Hanson Karen L, Medina Krista Lisdahl, Padula Claudia B, Tapert Susan F, Brown Sandra A
VA San Diego Healthcare System, Psychology Service, 3350 La Jolla Village Drive (116B), San Diego, CA 92161, USA.
J Child Adolesc Subst Abuse. 2011 Jan 1;20(2):135-154. doi: 10.1080/1067828X.2011.555272.
Alcohol and other substance use disorders (AUD/SUD) are common among youth and often continue into adulthood; therefore, the neurocognitive effects of substance use are of great concern. Because neuromaturation continues into young adulthood, youth with AUD/SUD may be at risk for lasting cognitive decrements. This study prospectively examines neuropsychological functioning over 10 years as a function of AUD/SUD history and outcomes. METHODS: The 51 participants consisted of 18 youth with persisting AUD/SUD, 19 youth with remitted AUD/SUD, and 14 community youth with no AUD/SUD history followed over 10 years (ages 16 to 27 on average) with neuropsychological testing and substance use interviews on 8 occasions. Neuropsychological performance from baseline to 10-year follow-up was compared between the three groups. RESULTS: Despite scoring higher than controls at intake, both AUD/SUD groups showed a relative decline in visuospatial construction at 10-year follow-up (p=.001). Regressions showed that alcohol use (β=-.33, p < .01) and drug withdrawal symptoms (β=-.31, p<.05) over follow-up were predictive of year 10 visuospatial function. Alcohol use also predicted verbal learning and memory (β=-.28, p<.05), while stimulant use predicted visual learning and memory function (β=-.33, p=.01). More recent substance use was associated with poorer executive function (β=.28, p<.05). DISCUSSION: These findings confirm prior studies suggesting that heavy, chronic alcohol and other substance use persisting from adolescence to young adulthood may produce cognitive disadvantages, primarily in visuospatial and memory abilities. Youth who chronically consume heavy quantities of alcohol and/or experience drug withdrawal symptoms may be particularly at risk for cognitive deterioration by young adulthood.

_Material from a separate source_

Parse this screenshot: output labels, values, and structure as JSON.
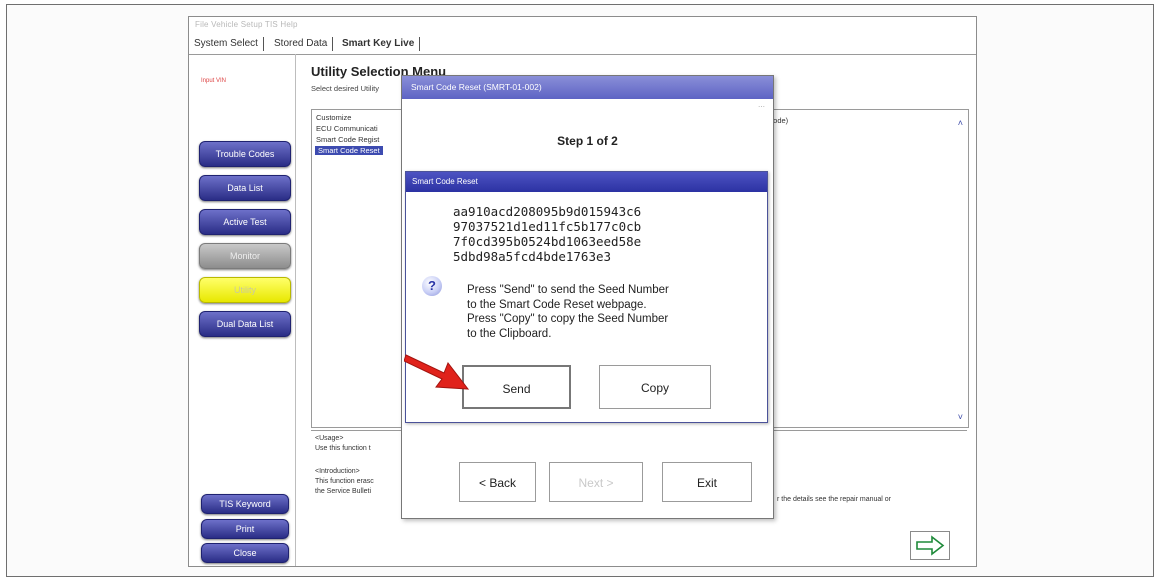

酒精及其他物质使用障碍(AUD/SUD)在青少年中很常见,且常常持续到成年期;因此,物质使用对神经认知的影响备受关注。由于神经成熟会持续到青年期,患有AUD/SUD的青少年可能面临持续认知能力下降的风险。本研究前瞻性地考察了10年间神经心理功能与AUD/SUD病史及结果之间的关系。

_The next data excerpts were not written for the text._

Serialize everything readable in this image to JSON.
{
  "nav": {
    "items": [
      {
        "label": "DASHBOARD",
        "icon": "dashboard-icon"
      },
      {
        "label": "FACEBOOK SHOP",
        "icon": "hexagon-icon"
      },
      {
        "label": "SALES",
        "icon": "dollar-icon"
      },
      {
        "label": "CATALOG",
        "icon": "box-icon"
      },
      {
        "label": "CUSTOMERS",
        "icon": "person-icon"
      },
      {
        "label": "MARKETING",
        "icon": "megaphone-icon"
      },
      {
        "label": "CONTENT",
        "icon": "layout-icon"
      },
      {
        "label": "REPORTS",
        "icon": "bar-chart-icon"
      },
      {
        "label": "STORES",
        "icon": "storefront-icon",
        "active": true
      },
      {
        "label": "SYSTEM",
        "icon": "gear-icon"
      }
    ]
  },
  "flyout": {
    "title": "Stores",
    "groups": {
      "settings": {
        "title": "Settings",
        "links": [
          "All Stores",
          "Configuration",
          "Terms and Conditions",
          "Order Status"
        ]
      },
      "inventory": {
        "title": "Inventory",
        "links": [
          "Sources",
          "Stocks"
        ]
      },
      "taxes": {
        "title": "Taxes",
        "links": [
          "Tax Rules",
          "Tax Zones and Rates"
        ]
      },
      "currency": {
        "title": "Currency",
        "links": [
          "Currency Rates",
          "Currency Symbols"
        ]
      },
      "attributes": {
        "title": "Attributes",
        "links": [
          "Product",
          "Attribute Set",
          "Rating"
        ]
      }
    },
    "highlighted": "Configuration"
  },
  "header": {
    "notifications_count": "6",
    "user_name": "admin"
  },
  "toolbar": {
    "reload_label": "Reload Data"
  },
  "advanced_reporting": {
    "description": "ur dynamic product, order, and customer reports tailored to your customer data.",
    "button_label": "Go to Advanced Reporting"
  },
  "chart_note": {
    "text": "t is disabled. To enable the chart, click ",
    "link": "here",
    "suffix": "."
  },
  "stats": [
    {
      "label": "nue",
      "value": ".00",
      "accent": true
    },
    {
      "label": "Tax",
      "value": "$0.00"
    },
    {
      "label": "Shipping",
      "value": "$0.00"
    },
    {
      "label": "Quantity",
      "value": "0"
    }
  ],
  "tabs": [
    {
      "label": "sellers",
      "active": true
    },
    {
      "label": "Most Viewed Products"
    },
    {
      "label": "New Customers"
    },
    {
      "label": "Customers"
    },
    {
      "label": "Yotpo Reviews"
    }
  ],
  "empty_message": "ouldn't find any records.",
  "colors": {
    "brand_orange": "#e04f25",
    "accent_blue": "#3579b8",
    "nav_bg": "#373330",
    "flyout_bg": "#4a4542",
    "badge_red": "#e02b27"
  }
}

51名参与者包括18名患有持续性AUD/SUD的青少年、19名已缓解AUD/SUD的青少年以及14名无AUD/SUD病史的社区青少年,对他们进行了为期10年(平均年龄16至27岁)的跟踪研究,期间进行了8次神经心理测试和物质使用访谈。比较了三组从基线到10年随访期的神经心理表现。

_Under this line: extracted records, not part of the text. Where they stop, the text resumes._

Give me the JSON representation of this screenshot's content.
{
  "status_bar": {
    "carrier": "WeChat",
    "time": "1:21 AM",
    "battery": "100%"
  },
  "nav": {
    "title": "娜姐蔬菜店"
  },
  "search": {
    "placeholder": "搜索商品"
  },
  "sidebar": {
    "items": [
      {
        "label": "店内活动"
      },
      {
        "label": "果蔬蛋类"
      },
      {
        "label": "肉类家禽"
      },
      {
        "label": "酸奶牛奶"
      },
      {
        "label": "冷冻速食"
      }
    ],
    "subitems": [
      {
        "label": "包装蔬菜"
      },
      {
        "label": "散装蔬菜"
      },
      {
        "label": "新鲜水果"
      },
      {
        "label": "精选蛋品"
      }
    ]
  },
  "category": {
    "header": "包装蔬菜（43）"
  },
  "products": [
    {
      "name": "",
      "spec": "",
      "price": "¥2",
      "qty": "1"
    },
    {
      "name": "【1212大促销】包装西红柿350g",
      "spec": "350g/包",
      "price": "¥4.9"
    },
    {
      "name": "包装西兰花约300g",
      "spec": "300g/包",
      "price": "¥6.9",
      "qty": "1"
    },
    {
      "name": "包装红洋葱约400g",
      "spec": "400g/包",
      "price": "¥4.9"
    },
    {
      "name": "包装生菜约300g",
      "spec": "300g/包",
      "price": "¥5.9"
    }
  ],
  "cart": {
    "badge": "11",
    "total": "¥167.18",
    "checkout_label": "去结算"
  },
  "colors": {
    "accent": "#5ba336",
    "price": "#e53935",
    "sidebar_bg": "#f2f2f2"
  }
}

尽管在入组时得分高于对照组,但两个AUD/SUD组在10年随访时视觉空间构建能力均出现相对下降(p = .001)。回归分析表明,随访期间的酒精使用(β = -.33,p < .01)和药物戒断症状(β = -.31,p < .05)可预测第10年的视觉空间功能。酒精使用还可预测言语学习和记忆(β = -.28,p < .05),而兴奋剂使用可预测视觉学习和记忆功能(β = -.33,p = .01)。近期的物质使用与较差的执行功能相关(β = .28,p < .05)。
这些发现证实了先前的研究,表明从青春期到青年期持续存在的大量、慢性酒精及其他物质使用可能会导致认知缺陷,主要体现在视觉空间和记忆能力方面。长期大量饮酒和/或经历药物戒断症状的青少年在成年早期认知功能恶化的风险可能尤其高。